Nous voici parti ce jour pour faire nos premiers essais de photos en open flash, pour cela nous avions choisi une mine assez intéressante possédant de bonnes dimensions.

Avant de partir nous avions préparé tout notre materiel en vue de ce essais flash externe au nombre de 2 ect..

L'appareil photo le pied les flash nous avions tout mis dans un sac étanche afin d'éviter les gouttes d'eau ect..

Une fois arrivé sur le site nous avons commencé notre descente en galerie, comme il fait chaud dehors nous avobns d'abord attendu un long moment que les appareils se mettent à température.

Nous avions l'habitude de faire des photos en souterrains mais cette fois nous somme venus bien équipée et aussi accessoirement lourdement.

La galerie que nous avions choisi présente un certains nombres de difficultés puits chatières enfin une panoplie de problèmes.

Cela va vite nous faire prendre conscience de plusieurs choses, il faut dire que les venues d'eau étaient non négligeables nous obligeant à mettre un chapeau au dessus de l'appareil pour le protéger.
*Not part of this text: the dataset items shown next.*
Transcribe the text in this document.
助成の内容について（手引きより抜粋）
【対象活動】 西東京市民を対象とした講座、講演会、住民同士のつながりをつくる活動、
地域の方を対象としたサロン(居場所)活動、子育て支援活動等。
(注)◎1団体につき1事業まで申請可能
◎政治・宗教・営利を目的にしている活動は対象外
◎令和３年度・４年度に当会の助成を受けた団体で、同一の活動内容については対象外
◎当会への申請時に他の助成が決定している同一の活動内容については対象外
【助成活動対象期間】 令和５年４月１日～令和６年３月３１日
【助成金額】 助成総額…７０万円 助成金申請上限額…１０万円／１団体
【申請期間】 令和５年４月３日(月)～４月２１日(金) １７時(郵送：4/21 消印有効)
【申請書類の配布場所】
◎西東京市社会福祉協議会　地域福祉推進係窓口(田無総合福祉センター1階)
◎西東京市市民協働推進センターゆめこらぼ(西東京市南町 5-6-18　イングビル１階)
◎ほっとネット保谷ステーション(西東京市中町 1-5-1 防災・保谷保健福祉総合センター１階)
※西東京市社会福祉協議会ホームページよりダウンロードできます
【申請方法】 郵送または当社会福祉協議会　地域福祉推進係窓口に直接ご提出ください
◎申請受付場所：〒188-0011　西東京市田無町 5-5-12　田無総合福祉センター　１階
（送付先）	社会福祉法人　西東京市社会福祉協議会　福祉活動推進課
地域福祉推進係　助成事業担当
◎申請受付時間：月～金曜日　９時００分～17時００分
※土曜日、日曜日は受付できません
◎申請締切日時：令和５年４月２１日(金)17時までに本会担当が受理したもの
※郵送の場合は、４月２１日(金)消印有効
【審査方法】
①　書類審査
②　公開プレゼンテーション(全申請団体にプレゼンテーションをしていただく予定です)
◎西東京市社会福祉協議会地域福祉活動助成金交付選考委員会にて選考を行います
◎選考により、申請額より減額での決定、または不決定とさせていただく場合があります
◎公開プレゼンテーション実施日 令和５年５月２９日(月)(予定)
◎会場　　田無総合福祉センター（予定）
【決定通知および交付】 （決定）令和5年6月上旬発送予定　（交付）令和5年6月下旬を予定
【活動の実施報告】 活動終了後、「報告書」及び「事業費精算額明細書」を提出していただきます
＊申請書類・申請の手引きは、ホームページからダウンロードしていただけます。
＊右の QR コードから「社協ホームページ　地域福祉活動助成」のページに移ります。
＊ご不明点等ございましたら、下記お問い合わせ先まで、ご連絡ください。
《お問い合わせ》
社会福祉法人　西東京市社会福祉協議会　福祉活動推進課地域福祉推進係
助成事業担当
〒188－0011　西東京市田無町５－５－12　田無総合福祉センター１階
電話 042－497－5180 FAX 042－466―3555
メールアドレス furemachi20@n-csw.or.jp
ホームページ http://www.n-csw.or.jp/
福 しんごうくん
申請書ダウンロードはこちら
De plus nous avions pris des gants mais on auraient du prévoir les Mappa en effet l'eau et la boue ont rapidement traverser nos gants en cuir la prochaine fois mettre des gants en plastique puis par dessus des gants en cuirs.

Nous voici finalement en place pour commencer nos premiers shoots les réglages s'avèrent d'abord laborieux puis nous finissons par trouver les bons.

Tout d'abord nous commençons des photos en pause juste avec nos frontales mais il apparait bien vite qu'il faut des éclairages puissants note pour la prochaine fois venir avec une lampe type halogène.

Nous passons alors à la phase suivante nous travaillons toujours en pasue mais cette fois ci nous nous répartissons dans la galerie et nous mettons des coups de flash depuis divers endroits.

Là aussi nous avons du bon de l'excellent et du très mauvais il faudra que nous analysions les paramètres Exif de chaque photo.

Enfin au bout de plusieurs heurs passés dans le sous sol nous en retirons 6 à 7 photos de bonnes sur la trentaine que nous avons pu faire.

On en retiendra qu'il faudra mieux préparer notre matériel notamment au niveau protection contre l'eau, prévoir des éclairages plus puissants, des batteries supplémentaires les pauses usant très fortement les batteries, un pied photo moins gros et moins lourds.

Globalement nous en retirons une expérience intéressante à renouveler pour améliorer notre technique.